Jean Frank Padilha Lobato é ex-deputado estadual de Roraima e, segundo a PF, o verdadeiro dono da Quantum Empreendimentos e o “operador” de Chico Rodrigues. Em dois anos, ambos trocaram mais de 3,5 mil mensagens no WhatsApp. Nos diálogos, Jean Frank chega a chamar o senador de “chefe”.
Para atestar que o ex-deputado seria o verdadeiro proprietário da Quantum, a PF apreendeu documento que evidencia que, no momento da divisão dos lucros da empresa, Jean Frank recebe 2/3 do lucro, Roger Pimentel recebe 1/3, e Vladimir Pinheiro Alves Neto, ex-sócio, é relacionado como uma “despesa”, de valor ínfimo. Insatisfeito por nunca ter sido ouvido, hoje Vladimir tem um processo no Tribunal de Justiça de Roraima (TJRR) para se retirar da sociedade.
O Metrópoles apurou também que Jean Frank, quando deputado na Assembleia Legislativa de Roraima (ALRR), tinha Pimentel como um de seus assessores.

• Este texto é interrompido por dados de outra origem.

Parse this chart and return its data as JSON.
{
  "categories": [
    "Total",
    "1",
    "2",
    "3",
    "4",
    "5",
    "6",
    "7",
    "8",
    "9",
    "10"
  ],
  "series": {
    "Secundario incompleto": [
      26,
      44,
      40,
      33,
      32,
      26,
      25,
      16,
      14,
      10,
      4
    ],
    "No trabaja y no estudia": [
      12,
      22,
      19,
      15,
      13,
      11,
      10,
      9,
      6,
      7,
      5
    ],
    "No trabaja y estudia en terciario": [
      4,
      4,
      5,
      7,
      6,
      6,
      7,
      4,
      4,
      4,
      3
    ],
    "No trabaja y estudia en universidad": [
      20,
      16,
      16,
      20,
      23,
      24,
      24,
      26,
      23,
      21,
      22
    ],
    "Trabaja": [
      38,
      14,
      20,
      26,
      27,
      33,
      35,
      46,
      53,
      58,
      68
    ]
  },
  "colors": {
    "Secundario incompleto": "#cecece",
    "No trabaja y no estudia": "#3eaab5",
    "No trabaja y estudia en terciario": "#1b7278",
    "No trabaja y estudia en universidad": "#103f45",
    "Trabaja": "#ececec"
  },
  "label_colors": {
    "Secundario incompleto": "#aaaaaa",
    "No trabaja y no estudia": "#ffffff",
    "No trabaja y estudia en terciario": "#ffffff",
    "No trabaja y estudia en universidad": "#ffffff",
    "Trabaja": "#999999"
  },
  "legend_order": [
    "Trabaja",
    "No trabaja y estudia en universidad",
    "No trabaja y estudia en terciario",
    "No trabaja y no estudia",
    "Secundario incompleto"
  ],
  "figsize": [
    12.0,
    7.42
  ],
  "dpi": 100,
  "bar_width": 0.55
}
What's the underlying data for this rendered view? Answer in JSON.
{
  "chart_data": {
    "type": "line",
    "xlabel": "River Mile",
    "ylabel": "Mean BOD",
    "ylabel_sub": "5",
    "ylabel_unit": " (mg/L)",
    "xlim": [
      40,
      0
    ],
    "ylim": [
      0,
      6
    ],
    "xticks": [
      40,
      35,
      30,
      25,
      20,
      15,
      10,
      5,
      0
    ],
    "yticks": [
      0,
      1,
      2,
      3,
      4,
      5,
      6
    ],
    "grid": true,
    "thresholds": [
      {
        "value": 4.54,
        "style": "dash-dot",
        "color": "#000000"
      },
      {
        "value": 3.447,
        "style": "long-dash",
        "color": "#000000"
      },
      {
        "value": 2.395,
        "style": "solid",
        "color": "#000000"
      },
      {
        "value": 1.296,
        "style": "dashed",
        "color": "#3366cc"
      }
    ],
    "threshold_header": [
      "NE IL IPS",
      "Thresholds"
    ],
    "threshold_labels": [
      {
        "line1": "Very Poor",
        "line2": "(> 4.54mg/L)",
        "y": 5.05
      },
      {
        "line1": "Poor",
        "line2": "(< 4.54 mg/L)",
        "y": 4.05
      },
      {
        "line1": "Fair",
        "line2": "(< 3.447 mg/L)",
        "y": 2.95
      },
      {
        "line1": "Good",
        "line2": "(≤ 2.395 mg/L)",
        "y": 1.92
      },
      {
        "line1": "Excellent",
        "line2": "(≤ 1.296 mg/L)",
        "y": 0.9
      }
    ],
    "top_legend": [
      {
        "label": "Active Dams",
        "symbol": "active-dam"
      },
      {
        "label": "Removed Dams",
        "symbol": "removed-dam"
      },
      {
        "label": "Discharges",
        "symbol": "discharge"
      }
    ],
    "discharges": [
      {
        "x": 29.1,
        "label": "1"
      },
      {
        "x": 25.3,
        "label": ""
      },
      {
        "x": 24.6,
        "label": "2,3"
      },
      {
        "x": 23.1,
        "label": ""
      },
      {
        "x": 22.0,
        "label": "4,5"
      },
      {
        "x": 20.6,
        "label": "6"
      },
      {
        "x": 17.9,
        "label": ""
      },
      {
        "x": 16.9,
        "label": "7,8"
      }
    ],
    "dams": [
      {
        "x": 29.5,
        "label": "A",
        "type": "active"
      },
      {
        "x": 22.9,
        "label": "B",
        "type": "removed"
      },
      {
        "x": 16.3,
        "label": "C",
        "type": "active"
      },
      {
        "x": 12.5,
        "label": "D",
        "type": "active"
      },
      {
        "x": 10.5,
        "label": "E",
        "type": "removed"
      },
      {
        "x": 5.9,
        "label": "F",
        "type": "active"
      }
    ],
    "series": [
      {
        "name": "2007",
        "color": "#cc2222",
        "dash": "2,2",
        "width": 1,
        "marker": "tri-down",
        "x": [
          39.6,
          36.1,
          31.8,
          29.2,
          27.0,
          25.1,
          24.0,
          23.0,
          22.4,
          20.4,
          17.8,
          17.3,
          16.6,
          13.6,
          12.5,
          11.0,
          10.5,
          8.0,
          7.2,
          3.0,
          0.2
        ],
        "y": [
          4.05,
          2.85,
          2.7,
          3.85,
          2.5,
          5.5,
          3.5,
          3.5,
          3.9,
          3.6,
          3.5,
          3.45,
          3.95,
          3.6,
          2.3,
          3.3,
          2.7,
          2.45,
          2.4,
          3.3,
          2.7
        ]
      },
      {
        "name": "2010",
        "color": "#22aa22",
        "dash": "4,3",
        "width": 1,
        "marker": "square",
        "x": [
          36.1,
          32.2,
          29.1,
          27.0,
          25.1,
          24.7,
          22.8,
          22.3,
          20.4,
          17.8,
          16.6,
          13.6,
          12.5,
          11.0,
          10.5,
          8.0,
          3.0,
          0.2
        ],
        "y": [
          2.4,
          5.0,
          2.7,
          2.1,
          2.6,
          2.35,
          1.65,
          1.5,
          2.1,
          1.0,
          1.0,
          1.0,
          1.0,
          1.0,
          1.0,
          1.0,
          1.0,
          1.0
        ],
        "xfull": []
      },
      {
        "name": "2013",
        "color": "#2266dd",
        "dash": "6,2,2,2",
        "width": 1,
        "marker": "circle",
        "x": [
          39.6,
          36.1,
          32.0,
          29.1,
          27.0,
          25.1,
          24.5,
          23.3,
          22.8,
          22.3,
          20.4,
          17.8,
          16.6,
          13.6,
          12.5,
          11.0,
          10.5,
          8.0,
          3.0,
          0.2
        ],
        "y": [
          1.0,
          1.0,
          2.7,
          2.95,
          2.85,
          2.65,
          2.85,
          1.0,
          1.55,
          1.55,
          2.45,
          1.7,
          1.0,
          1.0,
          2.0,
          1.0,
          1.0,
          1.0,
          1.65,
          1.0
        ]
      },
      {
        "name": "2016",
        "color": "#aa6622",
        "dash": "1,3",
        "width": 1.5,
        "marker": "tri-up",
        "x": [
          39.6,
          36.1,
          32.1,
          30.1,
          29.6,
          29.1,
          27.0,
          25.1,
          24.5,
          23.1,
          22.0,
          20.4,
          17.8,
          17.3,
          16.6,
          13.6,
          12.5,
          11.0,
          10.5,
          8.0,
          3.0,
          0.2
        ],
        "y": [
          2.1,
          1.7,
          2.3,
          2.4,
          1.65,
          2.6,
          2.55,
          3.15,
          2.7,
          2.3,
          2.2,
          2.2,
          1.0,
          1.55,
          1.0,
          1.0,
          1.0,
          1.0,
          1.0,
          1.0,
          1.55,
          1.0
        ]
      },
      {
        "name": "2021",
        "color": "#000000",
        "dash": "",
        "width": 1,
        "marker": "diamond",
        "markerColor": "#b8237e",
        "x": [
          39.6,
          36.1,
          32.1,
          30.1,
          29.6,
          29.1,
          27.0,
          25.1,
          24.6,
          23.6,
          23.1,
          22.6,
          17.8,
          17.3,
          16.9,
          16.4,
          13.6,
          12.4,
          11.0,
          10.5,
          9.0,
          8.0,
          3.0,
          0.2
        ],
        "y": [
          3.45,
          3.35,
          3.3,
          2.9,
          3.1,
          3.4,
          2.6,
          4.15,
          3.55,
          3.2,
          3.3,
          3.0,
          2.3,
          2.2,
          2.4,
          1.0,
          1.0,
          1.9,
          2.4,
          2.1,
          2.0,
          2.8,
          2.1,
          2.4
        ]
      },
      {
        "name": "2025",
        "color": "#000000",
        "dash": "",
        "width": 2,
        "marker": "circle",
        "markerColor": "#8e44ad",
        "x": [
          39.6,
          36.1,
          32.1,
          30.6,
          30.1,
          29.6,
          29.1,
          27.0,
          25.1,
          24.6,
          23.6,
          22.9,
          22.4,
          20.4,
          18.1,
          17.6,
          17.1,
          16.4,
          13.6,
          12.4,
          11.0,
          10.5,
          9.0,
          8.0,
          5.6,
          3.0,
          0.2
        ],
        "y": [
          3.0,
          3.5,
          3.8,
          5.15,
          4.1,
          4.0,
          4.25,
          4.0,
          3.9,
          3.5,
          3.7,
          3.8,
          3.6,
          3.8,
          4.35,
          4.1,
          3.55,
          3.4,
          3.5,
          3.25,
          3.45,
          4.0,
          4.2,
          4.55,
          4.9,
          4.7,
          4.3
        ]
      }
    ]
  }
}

O empresário demonstra ter forte influência na política do estado. Tanto sua ex-esposa, que hoje tem ações na Justiça contra o empresário sobre o pagamento de pensão e medidas protetivas, quanto a atual dele, tiveram cargos na Assembleia Legislativa de Roraima. Já a cunhada dele foi assessora do senador Chico Rodrigues.
Outro lado
À reportagem do Metrópoles Jean Frank confessou que Pimentel foi seu amigo, “mas não é mais” – apesar de ambos ainda interarigem no Facebook. Disse também que não tem nada a ver com a Balme Empreendimentos e que, “graças a Deus”, não tem envolvimento nenhum com o esquema investigado na operação que desviou medicamentos de crianças indígenas Yanomamis. “Já tive relação com o senador Chico Rodrigues. Eu apoiei ele, como devo apoiar ele na próxima”, afirmou, ao limitar a relação entre os dois apenas em pleitos eleitorais.
A assessoria do senador Chico Rodrigues afirmou que o parlamentar nunca esteve em reunião com Pimentel, mas não se manifestou em relação a Jean Frank. Procurado por telefone e por mensagens de aplicativo, o empresário bolsonarista não se respondeu nem retornou os contatos da reportagem. O espaço segue aberto.